With the new MacBook, Apple closes one of the more unfortunate product chapters in its history. The upgraded 13-inch mercifully marks the end of the failed five-year experiment that was the butterfly switch.
A controversial keyboard once present on every Apple laptop is now a thing of the past. The new Apple MacBook Pro 13-inch was the last Mac notebook waiting to be updated with the new Magic Keyboard, following its introduction on the 16-inch MacBook Pro and the 2020 MacBook Air.
The Magic Keyboard ditches the extremely shallow keys of the previous design, adding travel distance and stability in a bid to please people who use their laptops to type all day long.
Apple MacBook Pro 13-inch
The Apple MacBook Pro 13-inch becomes the third and final member of the MacBook family to get the new keyboard. It’s not “Magic” as the name implies, but improvements are immediate and vast.
The experience is considerably softer to the touch and quieter than previous versions, and the one millimeter of key travel is much easier on the hands.
The system is visually identical to earlier models. Same familiar unibody metal design in silver or space gray. Same 13.3-inch, 2560 x 1600 Retina display. It’s also, for that matter, same as you’ll find on the Air, though the 13-inch’s is 500 nits vs. the Air’s 400.
It’s brighter and easier on the eyes if a bit tougher on battery life. Rumors had the company upgrading the device to a 14-inch, inline with the larger 16-inch model and further distinguishing it from the Air, but that was not to be this generation.
The Air ships with a 10th-gen Core i7, which the entry-level pro has an 8th gen, upgradable to 10th gen. The Apple MacBook Pro 13-inch processor is quad-core by default and 1.7GHz.
The system also sports 16 GB of RAM and 500 GB of storage. The lines are a bit more blurred between the Air and the 13-inch Pro on this front, with both systems starting at 8 GB and 256 GB. The Pro, however, goes all the way up to 32 GB and 4 TB, while the Air stalls out at 16 GB and 2 TB.

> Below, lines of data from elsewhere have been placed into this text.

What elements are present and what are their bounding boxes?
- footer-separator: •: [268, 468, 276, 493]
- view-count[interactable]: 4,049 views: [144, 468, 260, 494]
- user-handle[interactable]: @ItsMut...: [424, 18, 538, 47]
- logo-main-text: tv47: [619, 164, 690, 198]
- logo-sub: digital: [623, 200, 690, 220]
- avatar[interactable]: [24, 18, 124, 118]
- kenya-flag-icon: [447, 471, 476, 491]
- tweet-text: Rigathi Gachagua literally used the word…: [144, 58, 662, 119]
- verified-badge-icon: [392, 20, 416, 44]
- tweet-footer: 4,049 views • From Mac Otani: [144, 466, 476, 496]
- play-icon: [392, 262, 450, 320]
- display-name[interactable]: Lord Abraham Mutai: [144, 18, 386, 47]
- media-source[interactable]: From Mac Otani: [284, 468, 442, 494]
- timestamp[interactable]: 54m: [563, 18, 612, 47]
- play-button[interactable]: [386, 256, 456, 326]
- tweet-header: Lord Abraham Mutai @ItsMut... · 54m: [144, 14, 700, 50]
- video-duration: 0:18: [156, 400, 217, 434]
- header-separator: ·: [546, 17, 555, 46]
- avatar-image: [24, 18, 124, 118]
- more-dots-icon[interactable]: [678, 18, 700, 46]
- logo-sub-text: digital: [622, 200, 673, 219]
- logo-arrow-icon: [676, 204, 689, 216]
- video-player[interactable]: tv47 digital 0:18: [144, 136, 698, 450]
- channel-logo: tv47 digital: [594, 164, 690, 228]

The biggest drawback of the Apple MacBook Pro 13-inch is that the improved Air blurs the product lines in a number of ways. But that device is thinner, lighter, and $300 cheaper. The case for choosing the pricier device isn’t as clear as, say, the decision between the 13-inch and 16-inch models.
For most users, the Air should be plenty for most tasks. For those who need more power without breaking their backs or banks, however, the 13-inch model is still a strong and safe bet that’s now much easier on the fingers.